Objectives

The idea of Big Data is emerging together with the hope to exploit the knowledge hidden in these data to solve the problems of society and the economy. However, turning the oceans of messy data into knowledge is a difficult task and the number of skilled professionals able to meet the challenge is absolutely insufficient. All observers agree that the abundance of data coexists with profound shortage of data scientists, the professional emerging that combines "the skills of computer, statistical and narrator to extract the nuggets of gold hidden under mountains of data"; the job that The Economist defines "the sexiest job of the 21st century". The data scientists is one of the most required  professionals; a report by McKinsey expected for 2018, in the US alone, a shortage of 190,000 skilled analysts of Big Data and 1.5 million managers able to use the results of the analysis to take effective.

The objective of the master is to train "data scientists", a professional with a mix of multidisciplinary skills useful to obtain and process big data and extract knowledge to support decision-making and the development of innovative services, knowing also how to manage the ethical and legal implications deriving from the use of these services.
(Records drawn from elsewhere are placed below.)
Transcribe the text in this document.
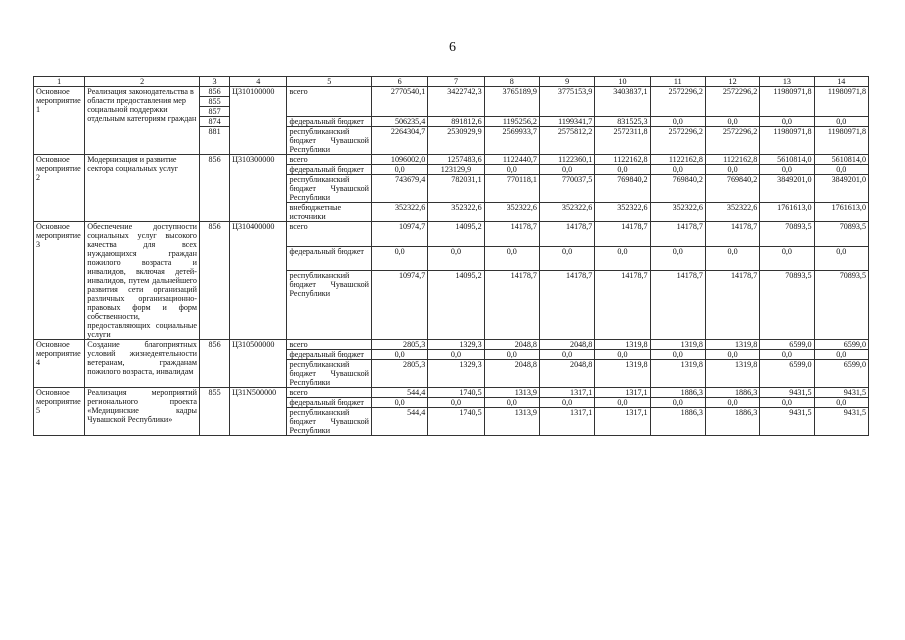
6
1	2	3	4	5	6	7	8	9	10	11	12	13	14
Основное мероприятие 1	Реализация законодательства в области предоставления мер социальной поддержки отдельным категориям граждан	856	Ц310100000	всего	2770540,1	3422742,3	3765189,9	3775153,9	3403837,1	2572296,2	2572296,2	11980971,8	11980971,8
		855											
		857											
		874		федеральный бюджет	506235,4	891812,6	1195256,2	1199341,7	831525,3	0,0	0,0	0,0	0,0
		881		республиканский бюджет Чувашской Республики	2264304,7	2530929,9	2569933,7	2575812,2	2572311,8	2572296,2	2572296,2	11980971,8	11980971,8
Основное мероприятие 2	Модернизация и развитие сектора социальных услуг	856	Ц310300000	всего	1096002,0	1257483,6	1122440,7	1122360,1	1122162,8	1122162,8	1122162,8	5610814,0	5610814,0
				федеральный бюджет	0,0	123129,9	0,0	0,0	0,0	0,0	0,0	0,0	0,0
				республиканский бюджет Чувашской Республики	743679,4	782031,1	770118,1	770037,5	769840,2	769840,2	769840,2	3849201,0	3849201,0
				внебюджетные источники	352322,6	352322,6	352322,6	352322,6	352322,6	352322,6	352322,6	1761613,0	1761613,0
Основное мероприятие 3	Обеспечение доступности социальных услуг высокого качества для всех нуждающихся граждан пожилого возраста и инвалидов, включая детей-инвалидов, путем дальнейшего развития сети организаций различных организационно-правовых форм и форм собственности, предоставляющих социальные услуги	856	Ц310400000	всего	10974,7	14095,2	14178,7	14178,7	14178,7	14178,7	14178,7	70893,5	70893,5
				федеральный бюджет	0,0	0,0	0,0	0,0	0,0	0,0	0,0	0,0	0,0
				республиканский бюджет Чувашской Республики	10974,7	14095,2	14178,7	14178,7	14178,7	14178,7	14178,7	70893,5	70893,5
Основное мероприятие 4	Создание благоприятных условий жизнедеятельности ветеранам, гражданам пожилого возраста, инвалидам	856	Ц310500000	всего	2805,3	1329,3	2048,8	2048,8	1319,8	1319,8	1319,8	6599,0	6599,0
				федеральный бюджет	0,0	0,0	0,0	0,0	0,0	0,0	0,0	0,0	0,0
				республиканский бюджет Чувашской Республики	2805,3	1329,3	2048,8	2048,8	1319,8	1319,8	1319,8	6599,0	6599,0
Основное мероприятие 5	Реализация мероприятий регионального проекта «Медицинские кадры Чувашской Республики»	855	Ц31N500000	всего	544,4	1740,5	1313,9	1317,1	1317,1	1886,3	1886,3	9431,5	9431,5
				федеральный бюджет	0,0	0,0	0,0	0,0	0,0	0,0	0,0	0,0	0,0
				республиканский бюджет Чувашской Республики	544,4	1740,5	1313,9	1317,1	1317,1	1886,3	1886,3	9431,5	9431,5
The challenge of training data scientists is therefore at the intersection of technology, analytical, narrative and ethical skills, and thus it must integrate knowledge from different disciplines: data mining and machine learning, data analysis and visualization, complex systems science and networks, computational sociology and social simulation, ethics, data journalism and story-telling. It is also essential to stimulate students to the creative use of data sources, leaving plenty of room for training in concrete projects in real contexts.